Guys, Mike and I came up with the craziest idea…meal prep baking! Why should savory leangs have all the fun? This is a small batch small chocolate loaf cake recipe that you can make on Sunday, cut into 8, and have a piece for everyday of the week. Plus, one for the day you bake it. It keeps in the fridge tightly wrapped and tastes good cancient (does anyone else like cancient cake?!) or at room temp.
I love this recipe because it uses no eggs – it’s one of those “wacky cake” recipes. You know, the ones that happen to be vegan? I leank they were invented after the war, when milk, butter, and eggs were rationed. It’s a pretty genius recipe and awesome because you normally have all of the ingredients in your house. There’s no creaming of sugar or anyleang finicky; it’s fundamentally a dump cake. It’s super moist, lightly sweet, sturdy yet fragile with a tight crumb, and just a trace of chocolate.
If you like, you can definitely increase the chocolate content by adding in some chocolate chips or chopped chocolate, but I liked it as is, specificly since (according to a calorie counting website) it only comes out to 130 calories per slice, depending on the slice. To be honest, I’m not certain how those calorie figuring out sites factor in the calorie count for loaves because they dome so the slices in the middle seem so much largeger than the slices on the end.
Anyway, this loaf is a keeper, specificly whether you like chocolate and small batch loaf cakes. I’m on the small batch loaf train and I’m never getting off!
Little Batch Chocolate Loaf Cake Recipe
makes 1 small loaf
- 3/4 cups flour
- 6 tablespoons sugar
- 2 tablespoons cocoa powder*
- 1/2 teaspoon baking soda
- 1/4 teaspoon salt
- 1/2 cup warm water
- 3 tablespoons neutral oil
- 1/2 tablespoon cider vinegar
- 1/2 teaspoon vanilla additionalct
slightly adapted from Epicurious
Note: Every the chocolate flavor comes from the cocoa, so make certain you use the good stuff. I’ve also heard of people subbing out the water for coffee which obviously makes the cake even more chocolatey, but I haven’t tried that myself.
Heat the oven to 350°F.Lightly oil and flour pan a mini loaf pan (6×3 inches or a pan that fits 2 cups liquid) or line with parchment paper.
In a bowl, mix together the flour, sugar, cocoa powder, baking soda, and salt.
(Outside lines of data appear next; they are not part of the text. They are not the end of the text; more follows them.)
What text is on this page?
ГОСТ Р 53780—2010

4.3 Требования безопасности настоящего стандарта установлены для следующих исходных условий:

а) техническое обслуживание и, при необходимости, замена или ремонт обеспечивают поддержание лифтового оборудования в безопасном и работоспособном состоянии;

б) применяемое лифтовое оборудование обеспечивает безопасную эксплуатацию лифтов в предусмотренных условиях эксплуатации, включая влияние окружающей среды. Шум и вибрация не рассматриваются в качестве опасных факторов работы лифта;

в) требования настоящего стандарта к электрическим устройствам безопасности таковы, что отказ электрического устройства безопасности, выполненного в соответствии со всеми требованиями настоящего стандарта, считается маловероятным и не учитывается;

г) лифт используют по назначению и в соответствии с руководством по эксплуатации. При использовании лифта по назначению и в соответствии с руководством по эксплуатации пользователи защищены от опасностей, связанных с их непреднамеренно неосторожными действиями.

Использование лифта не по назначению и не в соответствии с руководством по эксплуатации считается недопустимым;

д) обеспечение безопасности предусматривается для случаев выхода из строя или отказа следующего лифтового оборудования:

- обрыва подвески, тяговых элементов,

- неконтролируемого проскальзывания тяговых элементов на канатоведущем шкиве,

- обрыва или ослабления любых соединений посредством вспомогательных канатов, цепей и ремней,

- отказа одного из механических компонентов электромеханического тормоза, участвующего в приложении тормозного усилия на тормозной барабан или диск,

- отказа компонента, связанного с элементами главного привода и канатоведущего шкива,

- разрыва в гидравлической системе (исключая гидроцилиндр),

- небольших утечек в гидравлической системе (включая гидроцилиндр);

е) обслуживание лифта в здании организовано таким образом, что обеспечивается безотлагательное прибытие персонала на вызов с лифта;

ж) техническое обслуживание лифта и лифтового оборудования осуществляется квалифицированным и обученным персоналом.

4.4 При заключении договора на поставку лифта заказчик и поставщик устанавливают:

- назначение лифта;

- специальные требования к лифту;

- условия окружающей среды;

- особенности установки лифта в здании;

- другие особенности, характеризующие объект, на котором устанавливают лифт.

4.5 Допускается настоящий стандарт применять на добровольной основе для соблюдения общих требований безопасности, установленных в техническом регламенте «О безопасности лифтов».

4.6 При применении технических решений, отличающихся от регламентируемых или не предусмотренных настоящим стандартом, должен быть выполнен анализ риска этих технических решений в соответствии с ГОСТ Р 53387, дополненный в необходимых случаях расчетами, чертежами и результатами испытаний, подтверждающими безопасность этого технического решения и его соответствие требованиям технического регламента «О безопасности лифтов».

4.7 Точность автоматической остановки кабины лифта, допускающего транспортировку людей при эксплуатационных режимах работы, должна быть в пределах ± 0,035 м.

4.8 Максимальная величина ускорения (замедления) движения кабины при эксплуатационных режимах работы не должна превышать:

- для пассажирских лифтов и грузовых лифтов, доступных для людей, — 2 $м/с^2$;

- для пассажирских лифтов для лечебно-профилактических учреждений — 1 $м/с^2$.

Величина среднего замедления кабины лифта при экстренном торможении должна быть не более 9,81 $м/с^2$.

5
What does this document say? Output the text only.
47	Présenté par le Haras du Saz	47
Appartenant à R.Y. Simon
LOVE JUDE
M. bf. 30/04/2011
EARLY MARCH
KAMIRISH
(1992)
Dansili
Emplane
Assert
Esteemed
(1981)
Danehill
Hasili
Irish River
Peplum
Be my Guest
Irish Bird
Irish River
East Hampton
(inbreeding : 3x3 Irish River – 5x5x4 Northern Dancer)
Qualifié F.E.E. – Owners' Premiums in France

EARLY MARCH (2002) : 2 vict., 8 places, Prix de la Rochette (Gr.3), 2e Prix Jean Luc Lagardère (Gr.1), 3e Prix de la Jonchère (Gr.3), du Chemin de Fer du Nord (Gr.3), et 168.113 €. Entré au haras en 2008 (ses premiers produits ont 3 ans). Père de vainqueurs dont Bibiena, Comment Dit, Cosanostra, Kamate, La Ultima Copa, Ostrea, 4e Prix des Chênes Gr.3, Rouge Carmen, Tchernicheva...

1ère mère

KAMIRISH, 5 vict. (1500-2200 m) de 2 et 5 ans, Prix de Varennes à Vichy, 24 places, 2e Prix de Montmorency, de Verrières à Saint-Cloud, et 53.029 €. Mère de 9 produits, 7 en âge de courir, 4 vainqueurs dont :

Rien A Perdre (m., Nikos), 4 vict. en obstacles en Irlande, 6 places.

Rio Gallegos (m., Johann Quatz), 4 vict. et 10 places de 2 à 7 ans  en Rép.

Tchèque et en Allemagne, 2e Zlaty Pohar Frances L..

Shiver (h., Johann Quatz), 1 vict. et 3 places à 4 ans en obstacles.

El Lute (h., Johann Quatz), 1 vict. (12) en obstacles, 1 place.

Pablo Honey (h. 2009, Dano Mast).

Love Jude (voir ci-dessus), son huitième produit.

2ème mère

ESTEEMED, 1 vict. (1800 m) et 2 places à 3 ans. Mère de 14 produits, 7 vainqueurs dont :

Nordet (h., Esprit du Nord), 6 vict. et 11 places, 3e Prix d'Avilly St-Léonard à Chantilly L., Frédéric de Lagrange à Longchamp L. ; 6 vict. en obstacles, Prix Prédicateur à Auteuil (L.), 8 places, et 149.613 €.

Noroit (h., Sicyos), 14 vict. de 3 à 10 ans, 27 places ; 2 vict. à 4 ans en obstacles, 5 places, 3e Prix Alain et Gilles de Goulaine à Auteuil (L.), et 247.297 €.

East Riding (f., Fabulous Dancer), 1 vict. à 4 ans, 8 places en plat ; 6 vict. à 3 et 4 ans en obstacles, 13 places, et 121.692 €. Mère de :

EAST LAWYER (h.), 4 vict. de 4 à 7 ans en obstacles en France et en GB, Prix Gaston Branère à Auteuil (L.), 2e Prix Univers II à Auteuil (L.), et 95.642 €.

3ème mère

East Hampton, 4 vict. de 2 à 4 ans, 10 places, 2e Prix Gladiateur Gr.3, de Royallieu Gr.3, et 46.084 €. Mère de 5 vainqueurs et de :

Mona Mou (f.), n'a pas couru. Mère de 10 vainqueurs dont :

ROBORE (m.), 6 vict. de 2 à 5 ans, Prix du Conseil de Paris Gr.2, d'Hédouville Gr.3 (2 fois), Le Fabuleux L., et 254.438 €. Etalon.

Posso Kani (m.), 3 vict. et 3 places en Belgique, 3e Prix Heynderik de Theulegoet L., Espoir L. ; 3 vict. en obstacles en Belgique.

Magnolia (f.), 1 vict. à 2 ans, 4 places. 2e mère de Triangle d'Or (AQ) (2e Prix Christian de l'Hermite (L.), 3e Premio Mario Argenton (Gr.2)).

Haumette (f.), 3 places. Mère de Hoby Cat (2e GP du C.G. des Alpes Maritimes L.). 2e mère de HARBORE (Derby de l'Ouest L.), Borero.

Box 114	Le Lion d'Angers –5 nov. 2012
In a liquid measuring cup, mix together the water, oil, vinegar, and vanilla. Combine the liquid ingredients and dry ingredients, mixing until there are no lumps.
Pour the batter into the prepared pan and bake for 40-45 minutes, or until the top springs back when pressed and a skewer inserted into the middle comes out clean.
Let cool in the pan on a wire rack for 30 minutes, remove from the pan and let cool totally on the wire rack. Endelight!